On the other hand, nature-based solutions such as planting billions of trees could significantly reduce atmospheric carbon dioxide concentrations and help keep global average temperatures from rising by more than 2°C by 2100. Climate-smart agriculture would involve, among other things, reducing the amount of nitrogen fertilizers applied to crops, which in turn would reduce the amounts of the highly potent greenhouse gas nitrous oxide released into the atmosphere.

In addition, farmers could improve their soils and sequester more carbon dioxide by plowing under burnt crop residues (biochar), planting cover crops, and using conservation tillage. Given that the activists say they want to reduce carbon dioxide emissions in order to keep the global average temperature from rising by more than 2°C, why in the world would they be against any of these processes and technologies?

They are also against geoengineering the climate. While measures like cutting solar radiation by injecting sulfur dioxide particles into the stratosphere to cool the planet do have risks, it seems reasonable to conduct some limited experiments to see if such approaches could serve as an emergency backup to prevent unexpectedly rapid warming of the climate.

In fact, none of the processes and technologies that the activists seem to reject are "false solutions," with perhaps the exception of carbon capture. In any case, what do they want instead? They evidently demand a "just transition" that "must result in collaborating to rapidly share technology and finance to implement real, proven, and people-centered solutions at scale."

As noted above, they are, of course, very interested in "finance" for adaptation, but what exactly "real, proven, and people-centered solutions" are goes entirely unsaid.
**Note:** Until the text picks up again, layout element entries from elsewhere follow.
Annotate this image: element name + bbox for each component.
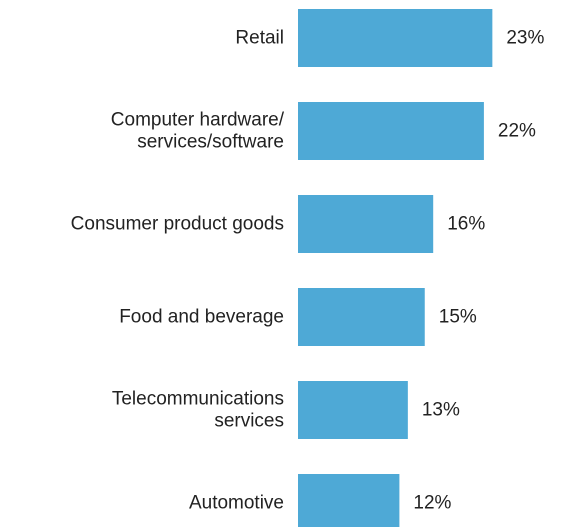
category-label-computer-hardware-services-software: Computer hardware/services/software [111, 110, 285, 153]
category-label-consumer-product-goods: Consumer product goods [71, 214, 284, 235]
value-labels: 23% 22% 16% 15% 13% 12% [413, 28, 544, 514]
category-label-automotive: Automotive [189, 493, 284, 514]
bar-retail [298, 9, 493, 67]
value-label-food-and-beverage: 15% [439, 307, 477, 328]
bar-computer-hardware-services-software [298, 102, 484, 160]
value-label-retail: 23% [506, 28, 544, 49]
category-label-line: Computer hardware/ [111, 110, 285, 131]
value-label-telecommunications-services: 13% [422, 400, 460, 421]
category-label-line: Consumer product goods [71, 214, 284, 235]
bar-food-and-beverage [298, 288, 425, 346]
bar-consumer-product-goods [298, 195, 434, 253]
category-label-line: Automotive [189, 493, 284, 514]
category-label-retail: Retail [235, 28, 284, 49]
value-label-consumer-product-goods: 16% [447, 214, 485, 235]
category-label-line: Food and beverage [119, 307, 284, 328]
category-label-food-and-beverage: Food and beverage [119, 307, 284, 328]
category-label-line: Retail [235, 28, 284, 49]
category-label-telecommunications-services: Telecommunications services [112, 389, 284, 432]
bar-telecommunications-services [298, 381, 408, 439]
value-label-computer-hardware-services-software: 22% [498, 121, 536, 142]
category-labels: Retail Computer hardware/services/softwar… [71, 28, 285, 514]
category-label-line: services [214, 411, 284, 432]
category-label-line: services/software [137, 132, 284, 153]
bar-automotive [298, 474, 400, 527]
category-label-line: Telecommunications [112, 389, 284, 410]
bars-layer [298, 9, 493, 527]
value-label-automotive: 12% [413, 493, 451, 514]
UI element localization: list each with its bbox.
The activists further demand that "countries must guarantee full engagement of workers and their unions through social dialogue processes in raising climate ambition and the creation of decent work, quality jobs, social protection and universal public services."

These things may be good, but any necessary logical relationship to the goal of cutting greenhouse gases as a way to address the risks of man-made climate is opaque at best.

Instead, the activists seem to be channeling author Naomi Klein's assertion from her 2014 book, This Changes Everything: Capitalism vs. the Climate, that climate change has given progressives "the most powerful argument against unfettered capitalism" ever.